After dismissing us from the courtroom’s confines, the officer on standby multiplied to accommodate one for each of the guilty. They came to our sides with scant breathing room between us. How dangerous we two must appear: I, short and slight, Jay, lanky and quivering, to require armed escorts. Our locked wrists weapons in waiting.
With haste, the judge left out his designated back door to drop his haggard body back on a mattress. Inconveniencing him as I already was, I wished further he’d never rest well for the remainder of his life. I wanted vengeance for what he destined for me. He’d be dead long before I’d be free from his influence. I couldn’t understand how this was “justice” if I was the only one that had to see the outcome of our decisions through to the end.
Ushering us out of the marble halls and onto the pavement, we were hauled into the back of a police car with windows I only saw my reflection in. The officer assigned to me opened the door for my entrance, before grabbing my shoulder and shoving me down into the seat. A near miss of greeting my face with the frame. I expressed my upset with an indignant grimace that he eluded by the slam of the door.

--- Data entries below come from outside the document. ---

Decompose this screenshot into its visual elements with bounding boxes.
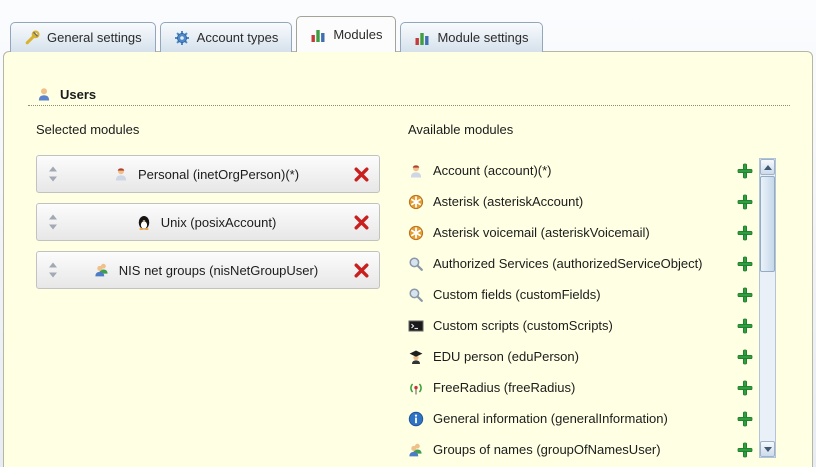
available-module-label: Authorized Services (authorizedServiceOb… <box>433 256 703 271</box>
group-icon <box>408 442 424 458</box>
remove-module-button[interactable] <box>352 165 370 183</box>
section-title: Users <box>60 87 96 102</box>
tab-general-settings[interactable]: General settings <box>10 22 156 52</box>
drag-handle-icon[interactable] <box>46 262 60 278</box>
available-modules-heading: Available modules <box>408 122 754 137</box>
available-module-row: EDU person (eduPerson) <box>408 341 754 372</box>
selected-module-row[interactable]: Personal (inetOrgPerson)(*) <box>36 155 380 193</box>
tab-label: General settings <box>47 30 142 45</box>
available-module-row: Custom scripts (customScripts) <box>408 310 754 341</box>
asterisk-icon <box>408 225 424 241</box>
available-modules-scrollbar[interactable] <box>759 158 776 458</box>
gear-icon <box>174 30 190 46</box>
available-module-row: Groups of names (groupOfNamesUser) <box>408 434 754 465</box>
scrollbar-thumb[interactable] <box>760 176 775 272</box>
available-module-label: Asterisk (asteriskAccount) <box>433 194 583 209</box>
available-module-label: Account (account)(*) <box>433 163 552 178</box>
tools-icon <box>24 30 40 46</box>
available-module-label: Asterisk voicemail (asteriskVoicemail) <box>433 225 650 240</box>
radius-icon <box>408 380 424 396</box>
triangle-up-icon <box>764 165 772 170</box>
add-module-button[interactable] <box>736 255 754 273</box>
tab-label: Module settings <box>437 30 528 45</box>
available-module-label: EDU person (eduPerson) <box>433 349 579 364</box>
available-module-row: General information (generalInformation) <box>408 403 754 434</box>
group-icon <box>94 262 110 278</box>
drag-handle-icon[interactable] <box>46 214 60 230</box>
add-module-button[interactable] <box>736 441 754 459</box>
add-module-button[interactable] <box>736 348 754 366</box>
terminal-icon <box>408 318 424 334</box>
available-module-label: Groups of names (groupOfNamesUser) <box>433 442 661 457</box>
tab-bar: General settings Account types Modules Modu… <box>10 16 543 52</box>
section-divider <box>28 105 790 106</box>
selected-module-label: NIS net groups (nisNetGroupUser) <box>119 263 318 278</box>
tab-account-types[interactable]: Account types <box>160 22 293 52</box>
asterisk-icon <box>408 194 424 210</box>
available-modules-column: Available modules Account (account)(*) As… <box>408 122 754 465</box>
selected-module-label: Unix (posixAccount) <box>161 215 277 230</box>
modules-icon <box>310 27 326 43</box>
selected-module-content: NIS net groups (nisNetGroupUser) <box>60 262 352 278</box>
add-module-button[interactable] <box>736 379 754 397</box>
selected-module-content: Personal (inetOrgPerson)(*) <box>60 166 352 182</box>
selected-modules-list: Personal (inetOrgPerson)(*) Unix (posixAc… <box>36 155 380 289</box>
available-module-label: FreeRadius (freeRadius) <box>433 380 575 395</box>
remove-module-button[interactable] <box>352 213 370 231</box>
unix-icon <box>136 214 152 230</box>
add-module-button[interactable] <box>736 193 754 211</box>
remove-module-button[interactable] <box>352 261 370 279</box>
scrollbar-down-button[interactable] <box>760 441 775 457</box>
available-module-row: Asterisk voicemail (asteriskVoicemail) <box>408 217 754 248</box>
selected-modules-heading: Selected modules <box>36 122 380 137</box>
tab-module-settings[interactable]: Module settings <box>400 22 542 52</box>
add-module-button[interactable] <box>736 162 754 180</box>
info-icon <box>408 411 424 427</box>
available-module-label: Custom fields (customFields) <box>433 287 601 302</box>
available-module-row: Account (account)(*) <box>408 155 754 186</box>
available-module-label: General information (generalInformation) <box>433 411 668 426</box>
add-module-button[interactable] <box>736 410 754 428</box>
available-module-row: Asterisk (asteriskAccount) <box>408 186 754 217</box>
selected-module-label: Personal (inetOrgPerson)(*) <box>138 167 299 182</box>
available-module-row: Authorized Services (authorizedServiceOb… <box>408 248 754 279</box>
tab-label: Account types <box>197 30 279 45</box>
user-icon <box>36 86 52 102</box>
add-module-button[interactable] <box>736 224 754 242</box>
personal-icon <box>113 166 129 182</box>
triangle-down-icon <box>764 447 772 452</box>
personal-icon <box>408 163 424 179</box>
selected-module-content: Unix (posixAccount) <box>60 214 352 230</box>
add-module-button[interactable] <box>736 317 754 335</box>
drag-handle-icon[interactable] <box>46 166 60 182</box>
tab-label: Modules <box>333 27 382 42</box>
selected-module-row[interactable]: Unix (posixAccount) <box>36 203 380 241</box>
available-modules-list: Account (account)(*) Asterisk (asteriskAc… <box>408 155 754 465</box>
available-module-row: FreeRadius (freeRadius) <box>408 372 754 403</box>
available-module-row: Custom fields (customFields) <box>408 279 754 310</box>
selected-module-row[interactable]: NIS net groups (nisNetGroupUser) <box>36 251 380 289</box>
section-heading-users: Users <box>36 86 96 102</box>
module-settings-icon <box>414 30 430 46</box>
edu-person-icon <box>408 349 424 365</box>
selected-modules-column: Selected modules Personal (inetOrgPerson… <box>36 122 380 299</box>
add-module-button[interactable] <box>736 286 754 304</box>
magnifier-icon <box>408 256 424 272</box>
tab-modules[interactable]: Modules <box>296 16 396 52</box>
magnifier-icon <box>408 287 424 303</box>
available-module-label: Custom scripts (customScripts) <box>433 318 613 333</box>
scrollbar-up-button[interactable] <box>760 159 775 175</box>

It was a chilly night and the leather interior held the cold. The police in the passenger seat put coordinates into the square screen on the dash causing an aerial view of our city to display a red route. I was certain that the 62 number on the right upper corner specified the minutes the journey would take. Settling in for the distance as well as I could, I leaned back against the seat, face toward the window. I planned to watch the scenery pass and try not to have expectations for the future beyond that. Thinking about it in terms of letting my cynicism run rampant would only make me sick with dread, but if I tried to keep hopeful then reality would crush my spirit twofold. It was better to consider nothing at all when I could suppress the natural urge to.
Carried by the highway down the city’s center, I pressed my cheek against the window to look as far up the sides of the passing skyscrapers as I could cram my neck. Some were tall dark rectangles against the sky, others torched by advertisements in neon. I’d seen the cityscape near-daily and I was opposed to missing what could be my last opportunity to take it all in: the hazy glow of the night tempered by the sunrise, the breeze whistling as it slid between buildings, the cautionary beeps of the crosswalk. I never cared to pay attention, yet, knowing these sights would soon be inaccessible to me made them different. Important was the word I fished up. They weren’t though, not in any distinct way besides wanting for what I knew I couldn’t have. Everyone else would continue on without any special notice of their surroundings, even when I wasn’t a part of it anymore.
We passed the garish shopping centers and the three to four-story mansions that made up the residential. Green lawns with marble fountains greeted those who entered at the same time as the goliath houses showed off their slick new vehicles from the driveways. Everything was constructed around the central goal of boasting. The standards of the city-state were presentation, prestige, and perfection. I grew up surrounded by the fragile ivory decor, but I always knew the sofa’s cushions were more comfortable underneath the plastic protector. Living inside the city-state’s territory granted prosperity under the caveat that your life plan revolved around fulfilling the responsibilities that had been presented to you. Your work, your house, and even components of your marriage were collectively ordained by family and voted on by the community. A group effort to clad you in whatever weighty attire they thought fit. In my house, the dedication to tradition was admirable. Somehow my parents managed to manufacture three kids despite never speaking with one another. My two siblings, shepherded by the populace, had already moved on to pursue the careers they’d matched with. I, on the other hand, didn’t see the point of a home with 50 rooms if 45 of them were closed off; unused and hollow. On the other side of things, my siblings had their mansions and families to call their own, and I一 I was headed to Inertia with little more to say for myself other than “so long.”
Seated at my side, Jay’s face was still tucked in his palms. I debated informing him he was missing his chance at a last, valedictory glance, but thought better of it. He was hanging on by a thread (and I was being generous in giving him that much) threatening to snap if he so much as glimpsed at what was being left behind. If looking led to an attempt to barrel roll out the side door, I wouldn’t want to be his instigator. I wasn’t looking to extend my time stewing in anticipation any longer when they would inevitably give chase or result to peeling him off the road.